"Granger! Your orange monstrosity is in my face again, and I don't mean the Weasel!"

"Really, Malfoy?" She raised a dubious eyebrow at what obnoxiousness would escape his mouth next.

"At least, I don't think it is. While it is hideously ugly and Its breath is atrocious, it isn't chewing on anything, or bellowing. I don't see any freckles, and it has moments of usefulness. Therefore, not a Weasley."

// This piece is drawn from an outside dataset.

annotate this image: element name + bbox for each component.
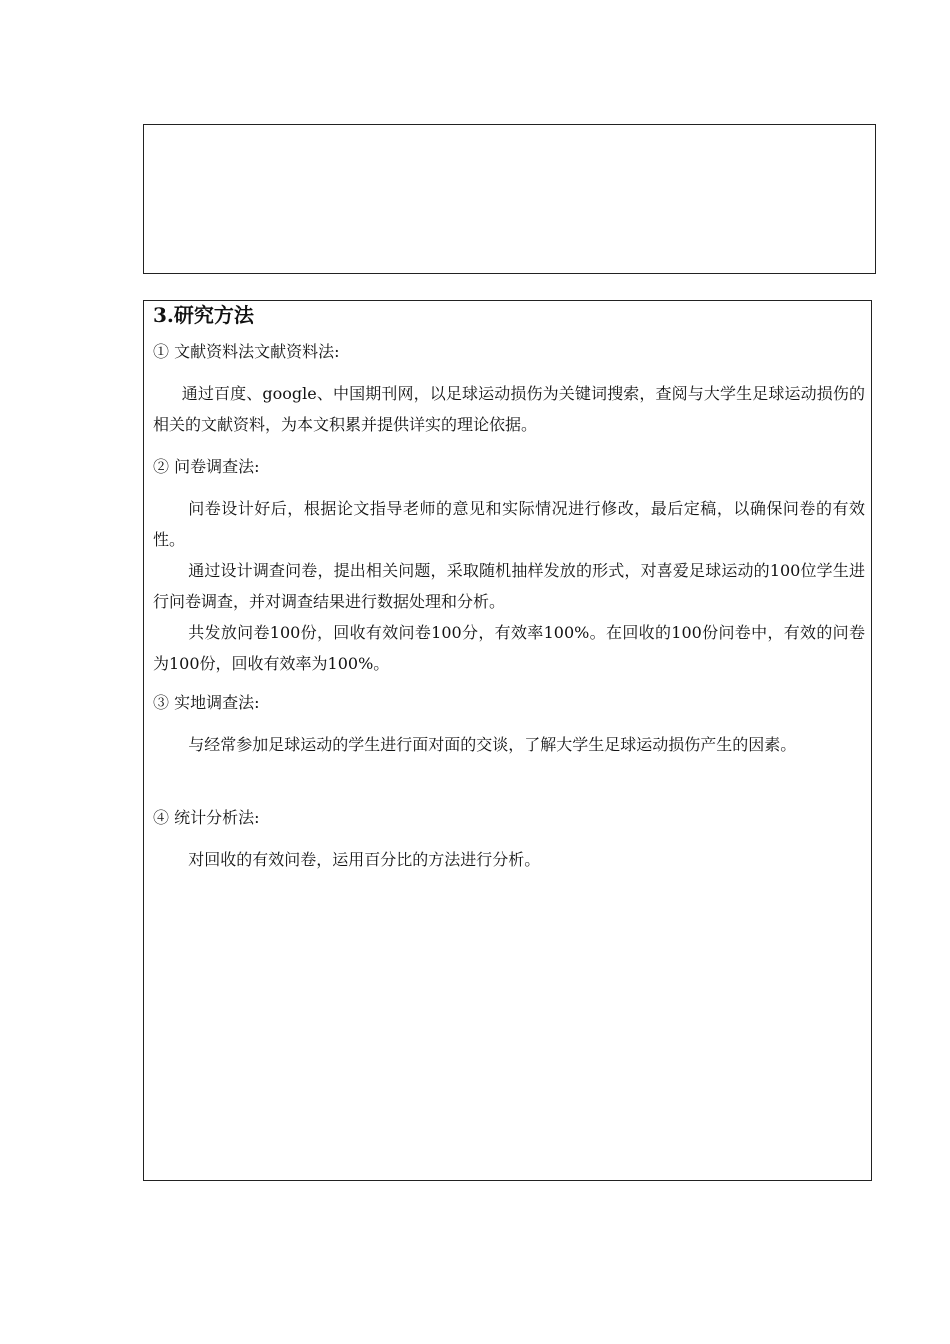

Sighing, Draco Malfoy's girlfriend of two years crossed over to the couch where he sat, leaning as far back from Crookshanks as possible. Hermione's much-loved and equally-maligned half-Kneazle perched in Malfoy's lap, front paws on the young man's shoulders, sniffing around the blonde's mouth. "Honestly, woman - get this thing off of me! What in Hades' name is wrong with it?"

She leaned closer, and took a careful sniff. "Draco? What did you have for lunch?"

"I grabbed some tuna out of the cupboard. Bloody strange label on it. Why would Muggles put a picture of a cat on a can of tuna fish?"

Draco's love spared him no sympathy. In fact, she was laughing so hard, she fell off the couch. Serves her right, the wench..."Well no wonder he's curious. I'd venture to say he's even somewhat offended. You ate HIS lunch, you numpty! Come along, Crooks. Mummy's sorry. We'll get you your own tuna."

The cat hopped off his lap and followed Hermione into the kitchen, telling his tale of woe in low, mournful meows. He shot Malfoy a reproachful over-the-shoulder glance as he left the room, bottlebrush tail swishing in a way that oddly reminded Draco of Severus and his billowing cape.

A few minutes later, Hermione returned and curled up next to him on the couch. "I didn't understand something. While enumerating the reasons Crooks couldn't be a Weasley, you said he was useful. What, in your eyes, is my cat good for? You complain about his noises, his smell, and his shedding. So what could possibly please you?"

Leaning closer, he looked deeply into her eyes, "The smile you get every time you look at that hideous beast is enough to make me glad he's around."

"Funny, Harry said something similar about you just the other day." Draco rolled his eyes, leaned in to steal a kiss, and made absodamnlutely sure his smart-arse girlfriend got a good whiff of cat food.

Unsurprisingly, the cupboards were reorganized and clearly labeled by the end of the day, and they all lived happily ever after. Especially Crookshanks, who never had to worry about that yellow-haired wanker stealing his lunch again.